HELTASA’s Digital Teaching and Learning Project Team facilitated their second Digital Dialogue on Wednesday 27 July 2022. As with the first dialogue, this session was well attended with over 50 participants across a range of South African higher education institutions. The first Digital Dialogue in May was prompted by the question “What’s happening digitally at your institution now?” (read the key takeaways here), the focus for the second was on digital inequalities and emergent strategies in higher education. This involved a facilitated emergent strategies process, drawing on participants’ collective agency to share incremental steps towards change and thereby, reshaping our relationships with change.

Digital Inequalities

In addressing the challenges of the digital divide, and how these challenges mirror the inequalities within society, the guest speaker for the dialogue, Dr Najma Aghardien from the University of the Witwatersrand, highlighted the varying levels of access related to participation, digital skills and improved learning.

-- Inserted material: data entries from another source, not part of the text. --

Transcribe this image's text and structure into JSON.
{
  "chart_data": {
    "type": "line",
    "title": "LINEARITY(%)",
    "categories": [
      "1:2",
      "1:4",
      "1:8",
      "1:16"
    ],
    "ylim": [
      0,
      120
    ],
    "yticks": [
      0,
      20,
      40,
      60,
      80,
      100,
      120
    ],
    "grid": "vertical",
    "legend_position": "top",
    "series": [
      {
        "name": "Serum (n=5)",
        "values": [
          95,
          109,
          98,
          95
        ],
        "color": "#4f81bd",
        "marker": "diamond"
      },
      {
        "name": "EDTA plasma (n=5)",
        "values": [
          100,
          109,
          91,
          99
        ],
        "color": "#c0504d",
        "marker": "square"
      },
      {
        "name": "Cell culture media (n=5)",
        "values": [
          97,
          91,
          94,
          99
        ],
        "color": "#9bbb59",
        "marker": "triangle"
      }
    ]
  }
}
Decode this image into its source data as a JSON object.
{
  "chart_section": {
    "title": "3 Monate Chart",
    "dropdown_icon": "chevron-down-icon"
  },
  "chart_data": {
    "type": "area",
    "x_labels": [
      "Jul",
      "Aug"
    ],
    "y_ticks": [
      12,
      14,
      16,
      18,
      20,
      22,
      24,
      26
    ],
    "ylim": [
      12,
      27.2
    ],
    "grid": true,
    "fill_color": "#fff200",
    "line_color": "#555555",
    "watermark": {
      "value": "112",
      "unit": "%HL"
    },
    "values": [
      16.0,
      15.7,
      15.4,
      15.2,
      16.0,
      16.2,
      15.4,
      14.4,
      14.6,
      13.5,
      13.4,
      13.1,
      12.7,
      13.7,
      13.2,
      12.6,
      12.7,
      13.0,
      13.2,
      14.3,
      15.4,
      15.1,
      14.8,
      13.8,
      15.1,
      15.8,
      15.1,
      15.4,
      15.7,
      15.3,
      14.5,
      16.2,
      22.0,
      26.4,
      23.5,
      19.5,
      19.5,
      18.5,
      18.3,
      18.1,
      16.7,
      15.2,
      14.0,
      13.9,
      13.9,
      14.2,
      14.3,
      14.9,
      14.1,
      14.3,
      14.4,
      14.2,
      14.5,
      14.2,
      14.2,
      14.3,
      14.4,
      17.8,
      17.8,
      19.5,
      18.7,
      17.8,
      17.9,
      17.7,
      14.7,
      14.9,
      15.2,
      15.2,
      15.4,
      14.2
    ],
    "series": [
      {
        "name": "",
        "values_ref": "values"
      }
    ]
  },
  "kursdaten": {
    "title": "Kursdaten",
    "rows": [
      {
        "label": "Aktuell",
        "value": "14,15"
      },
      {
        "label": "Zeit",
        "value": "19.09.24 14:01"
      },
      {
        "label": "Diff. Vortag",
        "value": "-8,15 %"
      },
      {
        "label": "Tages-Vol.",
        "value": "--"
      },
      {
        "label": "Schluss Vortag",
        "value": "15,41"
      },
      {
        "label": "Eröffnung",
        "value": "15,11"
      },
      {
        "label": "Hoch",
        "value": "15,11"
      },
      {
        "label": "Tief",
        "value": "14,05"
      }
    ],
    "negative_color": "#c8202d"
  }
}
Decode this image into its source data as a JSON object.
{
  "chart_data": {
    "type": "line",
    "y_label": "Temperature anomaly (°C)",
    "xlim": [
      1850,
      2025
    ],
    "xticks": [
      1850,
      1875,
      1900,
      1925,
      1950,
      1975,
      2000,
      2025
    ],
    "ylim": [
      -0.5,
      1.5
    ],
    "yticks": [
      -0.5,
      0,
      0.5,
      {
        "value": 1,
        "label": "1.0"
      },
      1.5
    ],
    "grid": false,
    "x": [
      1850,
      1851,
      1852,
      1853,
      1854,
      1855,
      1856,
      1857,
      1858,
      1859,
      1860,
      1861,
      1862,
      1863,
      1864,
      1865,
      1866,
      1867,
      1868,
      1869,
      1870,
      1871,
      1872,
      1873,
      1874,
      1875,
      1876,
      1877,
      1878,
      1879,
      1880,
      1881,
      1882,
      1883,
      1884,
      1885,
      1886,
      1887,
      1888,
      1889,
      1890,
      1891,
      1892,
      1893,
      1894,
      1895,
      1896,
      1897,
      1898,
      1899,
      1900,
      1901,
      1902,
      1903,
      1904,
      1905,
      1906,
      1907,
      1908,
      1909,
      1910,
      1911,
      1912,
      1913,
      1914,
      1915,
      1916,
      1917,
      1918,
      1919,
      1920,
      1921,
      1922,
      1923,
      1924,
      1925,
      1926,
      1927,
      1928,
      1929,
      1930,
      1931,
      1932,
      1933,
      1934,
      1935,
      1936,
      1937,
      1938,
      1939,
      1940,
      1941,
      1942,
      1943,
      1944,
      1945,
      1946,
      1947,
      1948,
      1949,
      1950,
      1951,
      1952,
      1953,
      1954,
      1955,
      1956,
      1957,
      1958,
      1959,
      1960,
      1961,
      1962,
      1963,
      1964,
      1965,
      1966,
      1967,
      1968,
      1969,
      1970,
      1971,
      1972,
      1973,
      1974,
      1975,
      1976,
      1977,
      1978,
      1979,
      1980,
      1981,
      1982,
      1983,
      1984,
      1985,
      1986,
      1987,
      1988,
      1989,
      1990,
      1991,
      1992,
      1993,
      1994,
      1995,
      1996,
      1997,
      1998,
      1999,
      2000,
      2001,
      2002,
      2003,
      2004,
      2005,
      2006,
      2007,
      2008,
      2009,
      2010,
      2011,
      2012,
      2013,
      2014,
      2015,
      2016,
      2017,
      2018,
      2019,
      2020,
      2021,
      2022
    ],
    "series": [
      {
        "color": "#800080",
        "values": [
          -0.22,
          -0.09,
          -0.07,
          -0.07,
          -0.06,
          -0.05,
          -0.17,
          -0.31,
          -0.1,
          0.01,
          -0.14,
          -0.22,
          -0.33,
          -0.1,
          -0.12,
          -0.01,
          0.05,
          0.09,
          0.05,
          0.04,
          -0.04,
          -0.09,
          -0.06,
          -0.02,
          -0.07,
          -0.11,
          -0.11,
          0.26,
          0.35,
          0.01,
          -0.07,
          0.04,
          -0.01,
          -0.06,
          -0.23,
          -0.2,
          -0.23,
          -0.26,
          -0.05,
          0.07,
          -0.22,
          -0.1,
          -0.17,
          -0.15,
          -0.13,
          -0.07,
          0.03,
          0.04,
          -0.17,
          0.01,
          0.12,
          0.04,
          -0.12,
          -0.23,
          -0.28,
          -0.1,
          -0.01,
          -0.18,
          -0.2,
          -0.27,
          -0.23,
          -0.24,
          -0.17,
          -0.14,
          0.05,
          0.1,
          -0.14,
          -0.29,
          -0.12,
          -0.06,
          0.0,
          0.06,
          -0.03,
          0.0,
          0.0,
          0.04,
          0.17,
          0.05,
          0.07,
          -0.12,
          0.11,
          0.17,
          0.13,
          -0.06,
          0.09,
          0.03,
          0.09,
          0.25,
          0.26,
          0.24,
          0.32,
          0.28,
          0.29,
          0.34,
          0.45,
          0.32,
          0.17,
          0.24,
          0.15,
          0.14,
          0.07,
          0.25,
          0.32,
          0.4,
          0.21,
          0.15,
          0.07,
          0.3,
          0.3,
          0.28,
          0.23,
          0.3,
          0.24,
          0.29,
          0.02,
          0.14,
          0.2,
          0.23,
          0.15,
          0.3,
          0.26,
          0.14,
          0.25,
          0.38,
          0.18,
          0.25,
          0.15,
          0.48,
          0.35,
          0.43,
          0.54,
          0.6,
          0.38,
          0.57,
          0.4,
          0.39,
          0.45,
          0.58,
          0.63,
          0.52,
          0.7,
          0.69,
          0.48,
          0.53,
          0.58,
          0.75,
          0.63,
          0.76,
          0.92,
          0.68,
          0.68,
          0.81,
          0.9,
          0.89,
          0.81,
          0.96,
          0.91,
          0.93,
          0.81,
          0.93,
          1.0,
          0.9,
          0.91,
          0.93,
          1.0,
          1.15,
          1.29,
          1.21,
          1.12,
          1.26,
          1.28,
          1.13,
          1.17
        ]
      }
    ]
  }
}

This demonstrated how the digital divide is a social problem. Considering papers related to digital inequalities such as A Wake-Up Call: Equity, Inequality and Covid-19 Emergency Remote Teaching and Learning and ‘Deeply and deliciously unsettled’? Mis-reading discourses of equity in the early stages of Covid19, Dr Aghardien extracted the emerging themes from each paper. One theme was the assumption that staff and students are digitally fluid and how this could pose a threat to student success given the tendency to replicate “chalk and talk” methods online. Other themes demonstrated how some of the existing inequalities were amplified during the Covid-19 period and how the lack of guidance by national higher education structures exposed some vulnerabilities among staff and students. Thus, the digital divide creates an entanglement with other challenges. Lastly, the issue of agency and communication was crucial for learning and deep engagement and its presence or not during emergency remote learning and teaching. Dr Aghardien concluded with the following questions:

  • How can we counteract digital inequalities to ensure a just representation of all knowledge(s) and/or people (lives/livelihoods)?
  • What are some equitable actions that can get us to a culture of trust and care in a remote learning environment for students?
  • How might ICT integration foster Personal Learning Communities to better prepare students for their various roles in society/world of work and beyond?

Emergent strategies

The Digital Learning and Teaching team then facilitated a session drawing on a presentation by Karen Costa at MYFest22 entitled “Re-imaging Higher Education”. The workshop drew heavily from the work of Adrienne Maree Brown. An emergent strategies process encourages us to reimagine and reframe our relationship with change so that we can shape change rather than only being shaped by change. We often look at massive problems in our institutions, feel very small, and then feel like there’s nothing we can do to change things, which can be demotivating. The emergent strategy process encourages us to recognise a holistic future where our small actions do matter and can create changes in the system.

The process yielded many rich and interesting ideas. Some of these were:

  • A shared understanding of the greater good: Given the complexities in the world, there appears to be a shared understanding of what people would like to see for humanity in the future. It is a future filled with hope and one that is alive with possibilities.
  • A shared vision for higher education: A shared vision for higher education that takes into consideration some of the challenges that impact digital inequalities. These include digital literacies, quality learning and teaching, a culture of care, collaboration, creativity, accessibility and open-mindedness.
  • A view of contested spaces: Concerns around widening access, equal access to resources, employability and collaboration are still contested spaces in higher education and play a huge role in compounding challenges related to digital inequalities and social justice.

What is important in the emergent strategy process is the focus on the next step that each of us can take to move towards our envisaged shared future.